3Phylogentic tree order:  I have learned many lessons about using STRs and SNPs by reviewing the research list in phylogenetic order.  Every male in the world fits into a single yDNA phylogenetic tree.  However, each male's SNPs provide the migration path in which his ancestors belong.  A similar STR signature can take diversely different migration paths and not be closely related. 

Counting mutations between these similar yDNA STR signatures may not provide information regarding your actual close matches and FTDNA provides statistical analysis to account for this.  FTDNA refers to mutation counting as 'close matches'.  I have found that these close matches are really in a 'close pool of possible matches'.  FTDNA uses statistical analysis means of predicting whether the mutation counting may be relevant or not.  I have found that mutation counting does not take into consideration the complex combinations of marker patterns or SNPs so the statistical analysis for relevance has a very high hurtle to cover both.  Upon viewing at least 10 phylogenetic trees of 400-600 yDNA results, I have found even a single mutation can be in a neighboring sub branch or even several sub branches away.  Often in fact, a single mutation can be a different Haplogroup.
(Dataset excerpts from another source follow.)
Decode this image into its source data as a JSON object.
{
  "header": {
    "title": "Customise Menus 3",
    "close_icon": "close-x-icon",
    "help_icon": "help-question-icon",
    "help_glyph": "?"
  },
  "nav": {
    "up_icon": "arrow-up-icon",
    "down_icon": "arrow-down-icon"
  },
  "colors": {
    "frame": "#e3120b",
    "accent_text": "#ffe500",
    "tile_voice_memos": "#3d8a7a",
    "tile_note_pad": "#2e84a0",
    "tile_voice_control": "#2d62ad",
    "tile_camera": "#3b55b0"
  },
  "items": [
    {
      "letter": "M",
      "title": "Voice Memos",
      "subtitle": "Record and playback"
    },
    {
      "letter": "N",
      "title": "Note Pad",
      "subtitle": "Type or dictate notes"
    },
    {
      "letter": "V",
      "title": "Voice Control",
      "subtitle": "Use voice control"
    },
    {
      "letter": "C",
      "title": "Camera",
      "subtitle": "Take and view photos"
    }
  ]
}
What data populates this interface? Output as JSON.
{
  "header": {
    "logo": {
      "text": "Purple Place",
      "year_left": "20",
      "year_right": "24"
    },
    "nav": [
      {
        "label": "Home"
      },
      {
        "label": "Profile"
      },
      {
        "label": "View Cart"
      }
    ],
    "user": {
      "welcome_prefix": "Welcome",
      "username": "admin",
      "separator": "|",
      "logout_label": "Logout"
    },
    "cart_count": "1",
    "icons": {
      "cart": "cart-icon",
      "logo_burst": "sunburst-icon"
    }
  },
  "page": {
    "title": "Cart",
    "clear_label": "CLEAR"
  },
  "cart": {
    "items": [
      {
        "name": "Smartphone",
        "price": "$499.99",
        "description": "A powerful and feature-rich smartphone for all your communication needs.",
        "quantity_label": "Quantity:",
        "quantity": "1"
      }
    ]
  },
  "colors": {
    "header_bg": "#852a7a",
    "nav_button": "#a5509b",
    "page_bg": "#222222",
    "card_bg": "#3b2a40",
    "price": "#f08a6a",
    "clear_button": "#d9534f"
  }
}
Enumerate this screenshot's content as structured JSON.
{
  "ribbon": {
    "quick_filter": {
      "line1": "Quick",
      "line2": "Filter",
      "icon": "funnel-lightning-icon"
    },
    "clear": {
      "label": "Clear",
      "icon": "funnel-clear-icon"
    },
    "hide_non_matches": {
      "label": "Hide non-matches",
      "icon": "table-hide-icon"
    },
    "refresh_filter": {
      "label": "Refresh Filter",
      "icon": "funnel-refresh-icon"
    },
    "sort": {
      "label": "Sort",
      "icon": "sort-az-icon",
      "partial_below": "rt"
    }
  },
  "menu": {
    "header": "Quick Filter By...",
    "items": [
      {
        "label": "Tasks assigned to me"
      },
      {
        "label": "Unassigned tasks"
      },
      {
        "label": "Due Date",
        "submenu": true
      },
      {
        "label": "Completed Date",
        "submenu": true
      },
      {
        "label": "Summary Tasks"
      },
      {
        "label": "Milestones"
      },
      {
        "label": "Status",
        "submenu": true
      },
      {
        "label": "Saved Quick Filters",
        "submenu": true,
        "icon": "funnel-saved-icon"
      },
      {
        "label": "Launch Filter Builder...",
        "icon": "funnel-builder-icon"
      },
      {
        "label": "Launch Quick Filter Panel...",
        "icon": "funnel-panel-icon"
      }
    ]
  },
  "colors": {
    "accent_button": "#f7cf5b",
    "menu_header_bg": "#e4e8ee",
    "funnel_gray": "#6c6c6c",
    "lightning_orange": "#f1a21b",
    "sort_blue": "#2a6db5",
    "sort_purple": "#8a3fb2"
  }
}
The reason I mention counting 'close matches' is because it is relevant to understanding the relationship between yDNA results.  Before building phylogenetic trees of the research results, one of the first and best tools should be a complete SNP analysis.  SNPs occur randomly in a single male.  All descendants of this male will have this SNP.  If brothers took a different migration path, their STR signatures may look similar.  If one or both developed a SNP, their yDNA signature (STR signature and associated distinguishing SNPs) will be different.  When STR signatures in 2 or more yDNA results are very similar but their distinguishing SNPs are dissimilar, this is known as convergence.  For this very reason, it is critical to identify all 4466+ sub SNPs so that each member testing for the Geno 2.0 SNPs is properly placed in their correct phylogenetic sub tree according to their SNPs hierarchy first.  The priniciple reason I believe the SNP hierarchy is critical is because of my experience in building the 4466+ phylogenetic tree and seeing that the 4466+ critical SNPs were scattered throughout the tree.  They didn't naturally fall into sub branches based on the sub SNPs and STR patterns.  Each member who tests for the full list of 4466+ critical SNPs will be pulled into into their own sub branches based on the positive SNP hierarchy prior to building the phylogenetic tree.

After a complete SNP analysis, the research list can then be placed properly into a phylogenetic tree and sub branches.